Get the latest updates as we post them — right on your browser

. Last Updated: 07/27/2016

Japan's Nuclear Hints Irk China

TOKYO -- China reacted angrily Monday after Japan's top government spokesman hinted that the only nation to suffer a nuclear attack could abandon its hallowed ban on nuclear weapons.

The fuss was the latest headache for Prime Minister Junichiro Koizumi, struggling to enact key laws amid a precipitous slide in his public support due to doubts over his leadership and commitment to reform.

The furor threatened to broaden into a diplomatic dispute after China blasted the comments.

Ties between the two Asian neighbors were strained last month over North Korean asylum seekers seized by Chinese police from a Japanese consulate.

Chief Cabinet Secretary Yasuo Fukuda told a news conference that he was responsible for remarks attributed to a senior official that Tokyo could review its ban on nuclear arms.

Chinese Foreign Ministry spokesman Kong Quan said the comments violated Japan's promises to the international community, the official Xinhua news agency reported.
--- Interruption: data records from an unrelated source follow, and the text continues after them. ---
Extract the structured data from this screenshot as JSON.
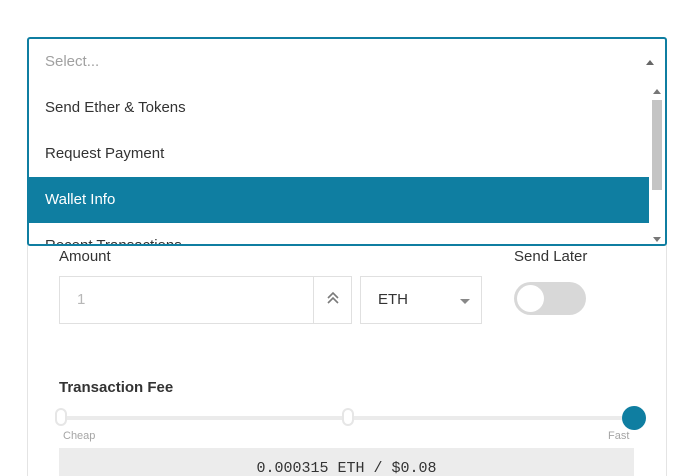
{
  "dropdown": {
    "placeholder": "Select...",
    "items": [
      {
        "label": "Send Ether & Tokens",
        "selected": false
      },
      {
        "label": "Request Payment",
        "selected": false
      },
      {
        "label": "Wallet Info",
        "selected": true
      },
      {
        "label": "Recent Transactions",
        "selected": false
      }
    ]
  },
  "form": {
    "amount_label": "Amount",
    "amount_placeholder": "1",
    "unit": "ETH",
    "send_later_label": "Send Later",
    "send_later_on": false
  },
  "fee": {
    "label": "Transaction Fee",
    "min_caption": "Cheap",
    "max_caption": "Fast",
    "level": 1.0,
    "readout": "0.000315 ETH / $0.08"
  },
  "colors": {
    "accent": "#0f7ea1"
  },
  "icons": {
    "max_button": "double-chevron-up-icon",
    "dropdown_toggle": "caret-up-icon",
    "unit_toggle": "caret-down-icon"
  }
}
"At the present time, when peace and development have become the main themes of the times and continued progress is being made in international nuclear disarmament, it is shocking to hear remarks like this from a senior Japanese official," Kong said.

Fukuda downplayed his comments, saying: "I only said there is a chance the government could take another look at the three non-nuclear principles in the future.

"There is absolutely no chance that this Cabinet will discuss revising these principles."

Opposition parties, however, called for Fukuda's head and boycotted parliamentary debate on key legislation.

Conservative politicians have become more outspoken in challenging Japan's postwar pacifism, but fears over domestic and diplomatic fallout have meant they are usually forced to retract suggestions Japan should drop its ban on nuclear weapons.

Koizumi said there was no need for the political tempest.

"This whole thing has been blown out of proportion," he told reporters, adding that he had no intention of taking Fukuda to task over the comments. "It is not a question of responsibility."

On Saturday, local media quoted an unidentified senior government official as saying Tokyo could review its self-imposed "three principles," which ban the possession, production and import of nuclear arms.

"The principles are just like the Constitution. But in the face of calls to amend the Constitution, the amendment of the principles is also likely," Kyodo news agency quoted the senior government official as saying.

Fukuda told the news conference, however, that media interpretations of the remark were incorrect.

It was the latest remark from a series of hawkish officials and politicians seeking to challenge Japan's postwar pacifism.

Opposition Liberal Party leader Ichiro Ozawa drew a sharp response from Beijing in April when he said Japan could easily make nuclear weapons and surpass China's military might. Ozawa later said his remarks had been distorted and misreported.

Experts say Tokyo does have the wherewithal to put together a nuclear bomb in short order, but talking about the issue has been politically taboo.

Parliamentary Deputy Defense Minister Shingo Nishimura had to resign in 1999 after suggesting parliament should debate the nuclear ban -- a sentiment analysts say many lawmakers in the ruling Liberal Democratic Party and other parties share.

A new dispute is the last thing Koizumi needs as he struggles to enact key pieces of legislation in the current session of parliament, scheduled to end June 19.

Koizumi has already seen his public support plummet since his January sacking of the popular Makiko Tanaka as foreign minister and a series of scandals in his long-ruling LDP.

A survey released Monday by the Mainichi Shimbun newspaper put Koizumi's support at 40 percent -- neck and neck with his disapproval rating and a far cry from the 90 percent he enjoyed when he took office last year.

nRussia's Foreign Ministry expressed concern about a Japanese official's reported suggestion that Japan should be able to have nuclear weapons, The Associated Press reported.

Foreign Ministry spokesman Alexander Yakovenko said Sunday that Japanese Chief Cabinet Secretary Yasuo Fukuda's statement "prompts understandable concern."

"Japan -- a huge world power, and the only victim of atomic bombs -- has always been in the forefront of support for nuclear disarmament," Yakovenko said in a statement.

"Now as the leading nuclear powers are making steps toward reducing their nuclear potential, such announcements by Japanese officials do not encourage the strengthening of the nonproliferation regime and appear an anachronism," he said.